Arief menyebut, environment gedung ini nantinya akan disesuaikan dengan kebutuhan metode kerja masa depan dan bisa digunakan untuk kolaborasi, sinergi antara generasi.
"Jadi mungkin nanti ada co-working space-nya yang memang benar-benar cukup cozy yang membuat mereka bisa bekerja lebih maksimal. Kita namakan gedung ini temanya urban waterfalling.
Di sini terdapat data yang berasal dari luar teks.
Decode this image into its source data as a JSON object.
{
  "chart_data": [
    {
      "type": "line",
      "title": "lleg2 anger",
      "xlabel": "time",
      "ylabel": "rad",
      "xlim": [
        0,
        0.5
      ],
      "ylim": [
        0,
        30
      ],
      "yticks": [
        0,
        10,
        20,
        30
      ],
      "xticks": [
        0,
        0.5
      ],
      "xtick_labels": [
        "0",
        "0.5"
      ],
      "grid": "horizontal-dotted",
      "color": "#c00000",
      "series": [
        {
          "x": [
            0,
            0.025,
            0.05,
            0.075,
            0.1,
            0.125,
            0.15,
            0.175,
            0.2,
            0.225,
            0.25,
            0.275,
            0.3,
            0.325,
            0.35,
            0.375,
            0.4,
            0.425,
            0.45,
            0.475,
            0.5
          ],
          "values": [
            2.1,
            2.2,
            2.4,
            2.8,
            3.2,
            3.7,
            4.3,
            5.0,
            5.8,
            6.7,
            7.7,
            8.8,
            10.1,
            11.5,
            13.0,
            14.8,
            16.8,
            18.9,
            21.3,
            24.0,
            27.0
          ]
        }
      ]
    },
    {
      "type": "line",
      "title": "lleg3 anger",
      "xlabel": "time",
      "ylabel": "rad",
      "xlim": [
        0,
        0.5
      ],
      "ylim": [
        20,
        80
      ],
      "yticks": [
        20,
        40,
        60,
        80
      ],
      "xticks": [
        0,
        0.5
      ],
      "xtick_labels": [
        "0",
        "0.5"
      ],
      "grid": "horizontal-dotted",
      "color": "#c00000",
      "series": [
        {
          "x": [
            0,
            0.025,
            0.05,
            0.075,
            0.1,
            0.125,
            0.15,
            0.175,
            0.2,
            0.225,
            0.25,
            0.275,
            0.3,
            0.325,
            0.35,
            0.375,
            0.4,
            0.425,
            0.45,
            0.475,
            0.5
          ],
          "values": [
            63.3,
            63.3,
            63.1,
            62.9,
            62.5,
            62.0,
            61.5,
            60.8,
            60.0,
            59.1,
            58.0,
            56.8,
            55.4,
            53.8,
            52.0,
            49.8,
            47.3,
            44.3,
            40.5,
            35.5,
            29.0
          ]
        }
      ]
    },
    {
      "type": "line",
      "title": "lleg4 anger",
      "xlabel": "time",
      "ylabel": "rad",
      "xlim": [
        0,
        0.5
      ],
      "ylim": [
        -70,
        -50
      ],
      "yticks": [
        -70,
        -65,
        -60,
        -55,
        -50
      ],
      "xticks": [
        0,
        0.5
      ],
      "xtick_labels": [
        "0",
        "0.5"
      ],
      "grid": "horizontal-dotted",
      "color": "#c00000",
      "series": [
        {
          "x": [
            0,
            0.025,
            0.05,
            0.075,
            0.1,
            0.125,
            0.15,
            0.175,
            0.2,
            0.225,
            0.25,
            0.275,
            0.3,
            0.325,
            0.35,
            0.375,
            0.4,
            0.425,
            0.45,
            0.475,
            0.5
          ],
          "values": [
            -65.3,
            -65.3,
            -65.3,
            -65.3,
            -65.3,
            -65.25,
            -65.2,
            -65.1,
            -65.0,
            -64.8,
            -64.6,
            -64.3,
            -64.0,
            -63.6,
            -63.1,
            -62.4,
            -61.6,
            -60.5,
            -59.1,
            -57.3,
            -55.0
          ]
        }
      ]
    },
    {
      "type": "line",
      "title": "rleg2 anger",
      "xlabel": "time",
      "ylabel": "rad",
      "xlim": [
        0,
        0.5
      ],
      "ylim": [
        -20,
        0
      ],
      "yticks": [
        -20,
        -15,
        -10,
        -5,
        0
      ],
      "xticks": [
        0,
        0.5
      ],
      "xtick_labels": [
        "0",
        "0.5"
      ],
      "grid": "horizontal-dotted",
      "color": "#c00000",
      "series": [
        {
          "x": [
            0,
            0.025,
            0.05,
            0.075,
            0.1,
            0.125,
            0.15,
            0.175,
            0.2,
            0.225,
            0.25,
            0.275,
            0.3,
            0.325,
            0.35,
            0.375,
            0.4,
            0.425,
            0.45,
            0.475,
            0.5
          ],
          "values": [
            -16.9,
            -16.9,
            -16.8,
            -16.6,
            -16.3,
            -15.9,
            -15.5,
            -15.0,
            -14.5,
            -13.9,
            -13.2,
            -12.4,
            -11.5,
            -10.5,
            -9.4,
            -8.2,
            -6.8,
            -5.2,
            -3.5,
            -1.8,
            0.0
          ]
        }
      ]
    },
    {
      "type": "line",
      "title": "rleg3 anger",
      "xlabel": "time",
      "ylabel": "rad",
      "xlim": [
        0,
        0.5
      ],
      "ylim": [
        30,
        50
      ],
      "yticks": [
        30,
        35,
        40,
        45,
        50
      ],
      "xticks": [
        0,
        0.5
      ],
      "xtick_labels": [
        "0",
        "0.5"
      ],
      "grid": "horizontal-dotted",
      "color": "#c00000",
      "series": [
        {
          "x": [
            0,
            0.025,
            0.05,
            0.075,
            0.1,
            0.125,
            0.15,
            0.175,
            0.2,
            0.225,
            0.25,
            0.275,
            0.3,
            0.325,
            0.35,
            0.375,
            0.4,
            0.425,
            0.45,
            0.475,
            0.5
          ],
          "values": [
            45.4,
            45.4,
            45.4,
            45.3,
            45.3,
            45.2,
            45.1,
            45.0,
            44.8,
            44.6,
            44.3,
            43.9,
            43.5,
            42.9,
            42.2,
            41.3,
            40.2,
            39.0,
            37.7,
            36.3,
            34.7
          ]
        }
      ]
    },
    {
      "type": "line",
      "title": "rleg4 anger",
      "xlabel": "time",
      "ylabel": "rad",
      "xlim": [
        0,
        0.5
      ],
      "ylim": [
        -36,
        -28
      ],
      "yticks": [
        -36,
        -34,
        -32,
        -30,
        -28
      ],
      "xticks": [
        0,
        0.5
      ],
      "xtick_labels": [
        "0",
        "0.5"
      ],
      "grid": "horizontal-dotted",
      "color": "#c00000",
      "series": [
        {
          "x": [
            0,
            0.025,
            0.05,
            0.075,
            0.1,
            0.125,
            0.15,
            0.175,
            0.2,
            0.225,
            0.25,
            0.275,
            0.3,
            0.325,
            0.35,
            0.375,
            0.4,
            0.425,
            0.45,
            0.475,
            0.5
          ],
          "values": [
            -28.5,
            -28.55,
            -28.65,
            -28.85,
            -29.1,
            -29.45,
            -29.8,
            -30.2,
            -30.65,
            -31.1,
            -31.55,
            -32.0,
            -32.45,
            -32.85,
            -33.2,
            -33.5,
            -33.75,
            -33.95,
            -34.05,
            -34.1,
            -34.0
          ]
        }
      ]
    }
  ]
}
Jadi memang seperti kayak waterfall Pak, bentuknya," ujar dia.
Ia menceritakan sekilas sejarah gedung ini dibangun pada tahun 1954. Lalu, sempat dihancurkan (demolish) sekitar tahun 1980. Dalam pembangunan terbaru Garapan WIKA Gedung diharapkan akan semakin modern, menyesuaikan dengan kebutuhan zaman modern.
"Gedung ini akan ada di dalamnya pusat edukasi air dan ini pertama di Indonesia," katanya.
Arief mengungkapkan, saat ini PAM Jaya memiliki 1.860 pegawai dan terus bergerak membuka lowongan pekerjaan yang cukup masif.
"Managament Trainee (MT) program juga terus berjalan sebagai success and plan dan secara statistically, populasi kita Gen Z-nya itu sudah 30-40% Pak.
Ia berharap Gedung Sentra Pelayanan bisa rampung pada tahun depan.
"Harapan kami dapat bisa segera meresmikan kick off-nya insyaAllah tahun 2027. Kontraktornya WIKA Gedung, hari ini kita kerja sama operasi (KSO) sama teman-teman WIKA Gedung dan PT Jaya Kirana Sakti (JKS)," katanya.